ATI RN
ATI Gastrointestinal System Quizlet
1. A client with gastric cancer may exhibit which of the following symptoms?
- A. Abdominal cramping
- B. Constant hunger
- C. Feeling of fullness
- D. Weight gain
Correct answer: C
Rationale: Clients with gastric cancer may experience a feeling of fullness due to the presence of the tumor.
2. When a client has peptic ulcer disease, the nurse would expect a priority intervention to be:
- A. Assisting in inserting a Miller-Abbott tube
- B. Assisting in inserting an arterial pressure line
- C. Inserting a nasogastric tube
- D. Inserting an I.V.
Correct answer: C
Rationale: Inserting a nasogastric tube is a priority intervention for a client with peptic ulcer disease to decompress the stomach.
3. The client being seen in a physician’s office has just been scheduled for a barium swallow the next day. The nurse writes down which of the following instructions for the client to follow before the test?

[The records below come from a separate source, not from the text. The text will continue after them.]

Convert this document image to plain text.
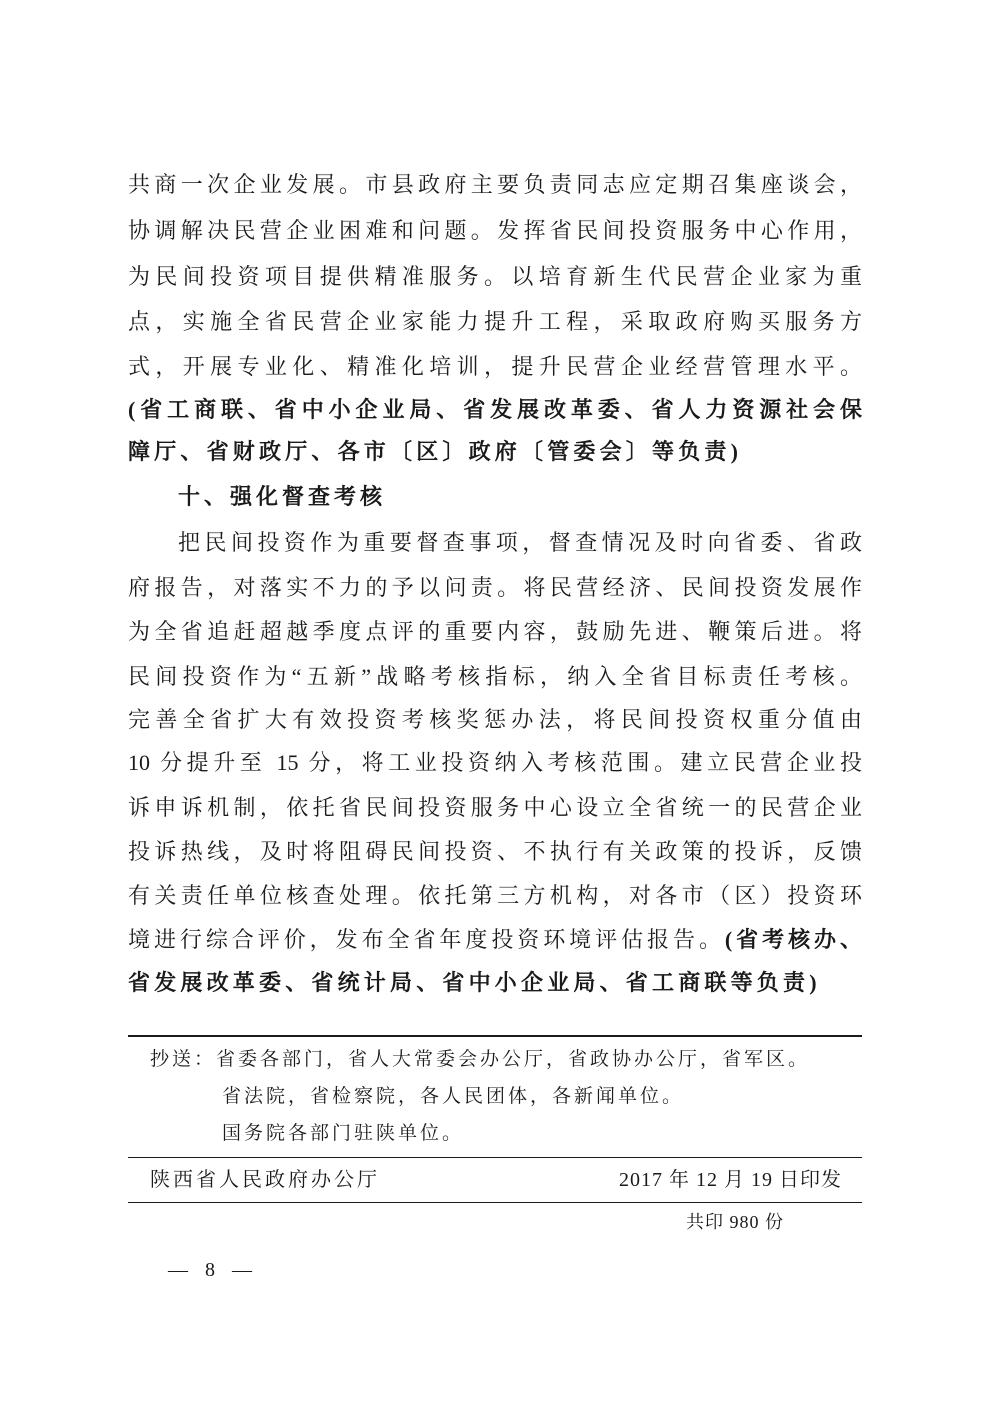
共商一次企业发展。市县政府主要负责同志应定期召集座谈会，
协调解决民营企业困难和问题。发挥省民间投资服务中心作用，
为民间投资项目提供精准服务。以培育新生代民营企业家为重
点，实施全省民营企业家能力提升工程，采取政府购买服务方
式，开展专业化、精准化培训，提升民营企业经营管理水平。
(省工商联、省中小企业局、省发展改革委、省人力资源社会保
障厅、省财政厅、各市〔区〕政府〔管委会〕等负责)
十、强化督查考核
把民间投资作为重要督查事项，督查情况及时向省委、省政
府报告，对落实不力的予以问责。将民营经济、民间投资发展作
为全省追赶超越季度点评的重要内容，鼓励先进、鞭策后进。将
民间投资作为“五新”战略考核指标，纳入全省目标责任考核。
完善全省扩大有效投资考核奖惩办法，将民间投资权重分值由
10 分提升至 15 分，将工业投资纳入考核范围。建立民营企业投
诉申诉机制，依托省民间投资服务中心设立全省统一的民营企业
投诉热线，及时将阻碍民间投资、不执行有关政策的投诉，反馈
有关责任单位核查处理。依托第三方机构，对各市（区）投资环
境进行综合评价，发布全省年度投资环境评估报告。(省考核办、
省发展改革委、省统计局、省中小企业局、省工商联等负责)
抄送：省委各部门，省人大常委会办公厅，省政协办公厅，省军区。
省法院，省检察院，各人民团体，各新闻单位。
国务院各部门驻陕单位。
陕西省人民政府办公厅	2017 年 12 月 19 日印发
共印 980 份
— 8 —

- A. Fast for 8 hours before the test.
- B. Eat a regular supper and breakfast.
- C. Continue to take all oral medications as scheduled.
- D. Monitor own bowel movement pattern for constipation
Correct answer: A
Rationale: A barium swallow is an x-ray study that uses a substance called barium for contrast to highlight abnormalities in the gastrointestinal tract. The client should fast for 8 to 12 hours before the test, depending on physician instructions. Most oral medications also are withheld before the test. After the procedure the nurse must monitor for constipation, which can occur as a result of the presence of barium in the gastrointestinal tract.
4. Your patient Maria takes NSAIDS for her degenerative joint disease, has developed peptic ulcer disease. Which drug is useful in preventing NSAID-induced peptic ulcer disease?
- A. Calcium carbonate (Tums)
- B. Famotidine (Pepcid)
- C. Misoprostol (Cytotec)
- D. Sucralfate (Carafate)
Correct answer: C
Rationale: Misoprostol (Cytotec) is useful in preventing NSAID-induced peptic ulcer disease.
5. To prevent gastroesophageal reflux in a client with hiatal hernia, the nurse should provide which discharge instructions?
- A. Lie down after meals to promote digestion.
- B. Avoid coffee and alcoholic beverages.
- C. Take antacids before meals.
- D. Limit fluids with meals.
Correct answer: B
Rationale: To prevent reflux of stomach acid into the esophagus, the nurse should advise the client to avoid foods and beverages that tend to increase stomach acid, such as coffee and alcohol. The nurse also should teach the client to avoid lying down after meals, which can aggravate reflux, and to take antacids after eating. The client doesn't need to limit fluids with meals as long as the fluids aren't gastric irritants.